Mmm, spanking. I'll circle back around to that. First, some thoughts based on an editorial on Spiderman 3 that Ms Connie sent me. The editorial makes the point that unlike Pan's Labyrinth, say, which really explored some interesting aspects of the nature of a shape-shifter, S3 just makes the Sandman brutish, at best. Which I'm of two minds on; in one sense, yeah, that's pretty much what he is in the comics, so they kind of stayed true to the source...but, in another sense, even as I watched the movie I was thinking, hey, wow, if his body is like that now, he could live forever, I wonder what he thinks about his immortality (etc, etc).
On a bit of a flipside, Venom was really given short-shrift, to many ardent fans' irritation, it turns out. There I think there was more source material to really explore Venom's mindset, but the issue in that case rather was a confusion of which source material they wanted to use, I'm guessing. They obviously couldn't do the original Secret Wars origin, where Parker gets it on another planet in a forced cape-war, so as far as I understand it instead of coming up with something new (military experiment, maybe?), they (as I've heard it) went with the Ultimate storyline, and I don't think that cut it for the more pragmatic of viewers (ie, the luck of the meteorite landing perfectly right next to him, and gently, at that).

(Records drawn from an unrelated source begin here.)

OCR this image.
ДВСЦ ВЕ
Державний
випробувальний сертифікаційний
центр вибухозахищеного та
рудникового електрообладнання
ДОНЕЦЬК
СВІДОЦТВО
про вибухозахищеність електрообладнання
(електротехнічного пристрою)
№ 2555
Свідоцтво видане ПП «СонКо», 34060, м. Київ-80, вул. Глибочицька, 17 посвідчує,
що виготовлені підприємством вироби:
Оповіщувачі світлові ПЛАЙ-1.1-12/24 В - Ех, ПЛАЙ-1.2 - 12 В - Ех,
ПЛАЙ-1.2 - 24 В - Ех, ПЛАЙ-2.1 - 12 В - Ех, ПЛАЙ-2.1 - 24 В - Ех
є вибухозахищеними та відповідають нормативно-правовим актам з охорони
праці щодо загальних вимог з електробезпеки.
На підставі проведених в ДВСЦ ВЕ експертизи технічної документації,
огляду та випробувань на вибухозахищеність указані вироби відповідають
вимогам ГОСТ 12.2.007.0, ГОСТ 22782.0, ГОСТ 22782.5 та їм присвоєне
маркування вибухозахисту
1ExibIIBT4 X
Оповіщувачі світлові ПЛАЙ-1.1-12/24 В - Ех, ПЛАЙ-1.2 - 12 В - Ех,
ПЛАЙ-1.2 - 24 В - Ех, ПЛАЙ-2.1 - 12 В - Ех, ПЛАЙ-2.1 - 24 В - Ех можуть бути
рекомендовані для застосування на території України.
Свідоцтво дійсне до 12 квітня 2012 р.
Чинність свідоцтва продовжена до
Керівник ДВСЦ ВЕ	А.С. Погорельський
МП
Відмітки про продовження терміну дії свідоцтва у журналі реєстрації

As for the spanking, this line of thought was started because I realized last night that a bundle of thick sunflower stems would be really great for said activity. So! My (very) quick reading of how the film Secretary doesn't eroticize or condone masochism. That is, while at the beginning the female main character cuts herself (in this interpretation) as a way of feeling like she has control, there is nothing erotic attached to the act, so it's not even taking-pleasure-in-pain, so much. Later, though the spanking is of course obviously painful, the erotic element is about the transfer of power, the control she surrenders and he takes. Interestingly, along with that erotic element, her self-destructive behavior is banished or transcended or whathaveyou, eliminating the possibility of it being incorporated into their erotic relationship. Finally, at the climax of the movie, her behavior is an exemplary disply of self-control that no average person would accomplish, and while that may be considered socially-self-harming, there is no pleasure in it for her (she's doing it for a specific purpose), and furthermore it's a manifestation of control, by both her lover and herself.